The decision was intended to officially strike from the books a rule passed in 1906 mandating that children of Chinese, Korean, and Japanese descent attend an “Oriental School” in San Francisco’s Chinatown.
The board’s resolution goes even further and includes a proposal to create a mural at a historic school to capture the district’s “progression from its early anti-Asian history,” and a challenge to schools to increase their instructional materials and books on Asian Americans.
“We don’t want this to just be a symbolic action,” Commissioner Emily M. Murase, one of the resolution’s co-authors, told NBC News. “We want to put some substance to it, which includes knowing about this history, knowing about Asian-American history.”
The measure requiring students of Asian descent to attend the segregated school was passed at a time of rising anti-Asian sentiment in California.
“We don’t want this to just be a symbolic action. We want to put some substance to it, which includes knowing about this history, knowing about Asian-American history.”
Earlier, Chinese who made San Francisco their home began experiencing discrimination at the hands of Californians, who were fearful of Chinese immigrant labor taking away jobs. That sparked a number of state measures aimed at Chinese immigrants, and in 1882 Congress passed the Chinese Exclusion Act, the first time in the country’s history that it restricted immigration based on race and class.
Along with other students of Asian descent, San Francisco’s Japanese students were forced to attend the segregated school, prompting Japan’s government to protest that the move violated U.S.-Japanese treaties, according to the San Francisco School Board. In 1907, President Theodore Roosevelt himself got involved and met in Washington, D.C. with San Francisco school board members and the city’s mayor.
What emerged in February that year was the Gentlemen’s Agreement, which in part led to the school board’s allowing Japanese children to enroll in San Francisco public schools with white students.
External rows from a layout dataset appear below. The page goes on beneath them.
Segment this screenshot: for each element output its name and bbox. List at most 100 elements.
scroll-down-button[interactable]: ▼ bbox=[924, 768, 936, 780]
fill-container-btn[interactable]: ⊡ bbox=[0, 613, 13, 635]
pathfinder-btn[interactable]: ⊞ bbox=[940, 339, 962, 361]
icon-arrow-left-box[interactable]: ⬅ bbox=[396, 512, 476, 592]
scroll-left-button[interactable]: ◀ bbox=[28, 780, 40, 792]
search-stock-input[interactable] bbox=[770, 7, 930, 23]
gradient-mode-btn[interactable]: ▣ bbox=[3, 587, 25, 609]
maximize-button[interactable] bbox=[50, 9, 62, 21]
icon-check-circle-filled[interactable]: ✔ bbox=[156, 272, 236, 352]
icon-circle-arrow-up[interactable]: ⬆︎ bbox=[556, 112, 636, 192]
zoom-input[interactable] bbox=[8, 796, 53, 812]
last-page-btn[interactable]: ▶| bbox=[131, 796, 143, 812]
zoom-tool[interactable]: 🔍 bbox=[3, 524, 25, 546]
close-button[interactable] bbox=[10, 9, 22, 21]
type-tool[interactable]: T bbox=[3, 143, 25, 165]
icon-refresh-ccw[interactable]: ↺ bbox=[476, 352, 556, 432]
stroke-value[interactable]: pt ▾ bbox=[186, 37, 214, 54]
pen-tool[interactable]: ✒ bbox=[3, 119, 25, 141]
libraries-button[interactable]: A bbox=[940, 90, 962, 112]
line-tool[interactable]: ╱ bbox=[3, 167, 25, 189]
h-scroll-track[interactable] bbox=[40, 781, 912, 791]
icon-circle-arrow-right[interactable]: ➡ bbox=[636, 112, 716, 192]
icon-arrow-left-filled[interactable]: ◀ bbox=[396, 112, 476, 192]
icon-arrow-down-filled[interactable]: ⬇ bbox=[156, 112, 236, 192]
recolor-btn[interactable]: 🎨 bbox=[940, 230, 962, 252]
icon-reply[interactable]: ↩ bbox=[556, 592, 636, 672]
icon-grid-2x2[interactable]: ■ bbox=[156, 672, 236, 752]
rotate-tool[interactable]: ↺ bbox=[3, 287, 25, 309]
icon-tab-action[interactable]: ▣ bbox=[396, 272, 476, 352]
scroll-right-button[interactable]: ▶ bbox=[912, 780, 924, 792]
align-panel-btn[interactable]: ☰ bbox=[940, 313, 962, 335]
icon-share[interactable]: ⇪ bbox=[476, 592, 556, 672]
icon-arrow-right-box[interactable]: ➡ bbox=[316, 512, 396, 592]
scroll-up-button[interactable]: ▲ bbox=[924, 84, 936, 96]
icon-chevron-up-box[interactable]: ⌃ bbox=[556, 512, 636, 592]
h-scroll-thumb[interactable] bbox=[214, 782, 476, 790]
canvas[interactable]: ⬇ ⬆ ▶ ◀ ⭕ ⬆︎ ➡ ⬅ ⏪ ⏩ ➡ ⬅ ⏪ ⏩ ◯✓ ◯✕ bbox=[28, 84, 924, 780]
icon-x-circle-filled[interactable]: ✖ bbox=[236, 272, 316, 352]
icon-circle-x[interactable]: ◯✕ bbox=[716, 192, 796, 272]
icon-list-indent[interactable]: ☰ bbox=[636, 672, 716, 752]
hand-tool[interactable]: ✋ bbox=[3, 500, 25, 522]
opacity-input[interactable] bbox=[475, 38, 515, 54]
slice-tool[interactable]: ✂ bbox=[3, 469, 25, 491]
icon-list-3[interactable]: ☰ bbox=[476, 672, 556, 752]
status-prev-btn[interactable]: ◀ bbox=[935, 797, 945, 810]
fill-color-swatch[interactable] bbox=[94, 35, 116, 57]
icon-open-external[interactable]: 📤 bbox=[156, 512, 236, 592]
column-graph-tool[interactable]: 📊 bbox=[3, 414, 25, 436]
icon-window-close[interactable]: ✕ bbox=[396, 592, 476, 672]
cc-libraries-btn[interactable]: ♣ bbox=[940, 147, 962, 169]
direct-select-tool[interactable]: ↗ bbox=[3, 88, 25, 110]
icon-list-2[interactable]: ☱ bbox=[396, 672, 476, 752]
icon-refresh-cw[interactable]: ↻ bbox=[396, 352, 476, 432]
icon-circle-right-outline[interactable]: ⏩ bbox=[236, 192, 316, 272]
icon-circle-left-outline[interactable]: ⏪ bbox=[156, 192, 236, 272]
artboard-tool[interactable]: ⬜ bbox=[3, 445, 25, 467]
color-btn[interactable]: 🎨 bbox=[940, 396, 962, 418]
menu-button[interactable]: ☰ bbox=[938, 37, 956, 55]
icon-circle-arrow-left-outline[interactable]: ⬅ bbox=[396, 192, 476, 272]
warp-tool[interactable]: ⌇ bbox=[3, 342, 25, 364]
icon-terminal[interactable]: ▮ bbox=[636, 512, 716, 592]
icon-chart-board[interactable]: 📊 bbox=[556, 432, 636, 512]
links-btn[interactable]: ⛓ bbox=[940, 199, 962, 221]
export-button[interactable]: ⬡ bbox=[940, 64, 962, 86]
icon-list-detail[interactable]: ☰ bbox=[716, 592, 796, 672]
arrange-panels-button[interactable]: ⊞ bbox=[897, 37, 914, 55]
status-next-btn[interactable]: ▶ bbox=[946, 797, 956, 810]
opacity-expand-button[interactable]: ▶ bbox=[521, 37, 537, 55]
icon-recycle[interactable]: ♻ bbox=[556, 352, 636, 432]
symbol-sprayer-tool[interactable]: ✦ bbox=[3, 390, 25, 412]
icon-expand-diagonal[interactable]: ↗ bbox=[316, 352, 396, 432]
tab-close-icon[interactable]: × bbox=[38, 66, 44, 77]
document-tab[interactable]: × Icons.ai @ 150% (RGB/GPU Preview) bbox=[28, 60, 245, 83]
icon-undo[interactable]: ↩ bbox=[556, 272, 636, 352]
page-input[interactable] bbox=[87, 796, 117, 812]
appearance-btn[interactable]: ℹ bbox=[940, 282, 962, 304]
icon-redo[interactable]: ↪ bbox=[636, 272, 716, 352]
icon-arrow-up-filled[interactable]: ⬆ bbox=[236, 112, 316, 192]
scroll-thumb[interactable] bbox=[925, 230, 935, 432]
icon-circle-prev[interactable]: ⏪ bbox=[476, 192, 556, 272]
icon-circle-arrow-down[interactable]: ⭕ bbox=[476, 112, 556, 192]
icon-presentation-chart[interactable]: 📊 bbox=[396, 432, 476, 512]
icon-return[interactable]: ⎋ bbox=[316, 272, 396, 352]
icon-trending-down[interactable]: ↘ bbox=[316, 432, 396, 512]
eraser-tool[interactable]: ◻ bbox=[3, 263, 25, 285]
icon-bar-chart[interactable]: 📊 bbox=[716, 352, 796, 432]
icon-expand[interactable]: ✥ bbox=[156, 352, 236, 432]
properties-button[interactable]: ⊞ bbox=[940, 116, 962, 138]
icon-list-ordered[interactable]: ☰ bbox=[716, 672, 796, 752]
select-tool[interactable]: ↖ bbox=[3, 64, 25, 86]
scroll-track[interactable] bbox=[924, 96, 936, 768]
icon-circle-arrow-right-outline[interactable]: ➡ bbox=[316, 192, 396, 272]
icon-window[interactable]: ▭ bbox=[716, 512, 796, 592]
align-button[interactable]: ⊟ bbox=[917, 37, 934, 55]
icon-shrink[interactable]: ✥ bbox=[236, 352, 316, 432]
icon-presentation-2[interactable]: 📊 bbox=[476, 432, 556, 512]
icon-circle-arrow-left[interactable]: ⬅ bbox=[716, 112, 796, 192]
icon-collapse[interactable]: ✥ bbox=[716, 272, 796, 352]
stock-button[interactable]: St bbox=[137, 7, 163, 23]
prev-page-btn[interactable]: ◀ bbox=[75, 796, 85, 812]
For Murase, who grew up attending K-12 public schools in San Francisco and is the board’s first Japanese-American member, the 1906 resolution really hit home.
“I would have been in one of those seats in a classroom in a school here in San Francisco and plucked out with the passage of [that] board action,” she said.
While Japanese were integrated into schools with whites, other Asians were still relegated to the Oriental School, which was renamed in 1924 after Commodore Robert F. Stockton, who captured California during the Mexican-American War. In 1998, the school changed names again to Gordon J. Lau Elementary School, honoring the first Asian-American member elected to the San Francisco Board of Supervisors.
“I would have been in one of those seats in a classroom in a school here in San Francisco and plucked out with the passage of [that] board action.”
Over the years, the city’s school board has enacted many non-discrimination policies, Murase said, including serving as a sanctuary district for undocumented students.
Today, more than 40 percent of San Francisco’s public school children are Asian American, according to the board's resolution.
“We have been very committed to inclusiveness and diversity,” Murase said.
For the board, repealing the resolution from 111 years ago was one more step in that direction.
“In practice, the school board reversed its policy excluding Japanese kids, but just the Japanese kids,” Murase said. “The point of my resolution tonight is to rescind that school board action altogether, whether it’s Japanese, Korean or Chinese.”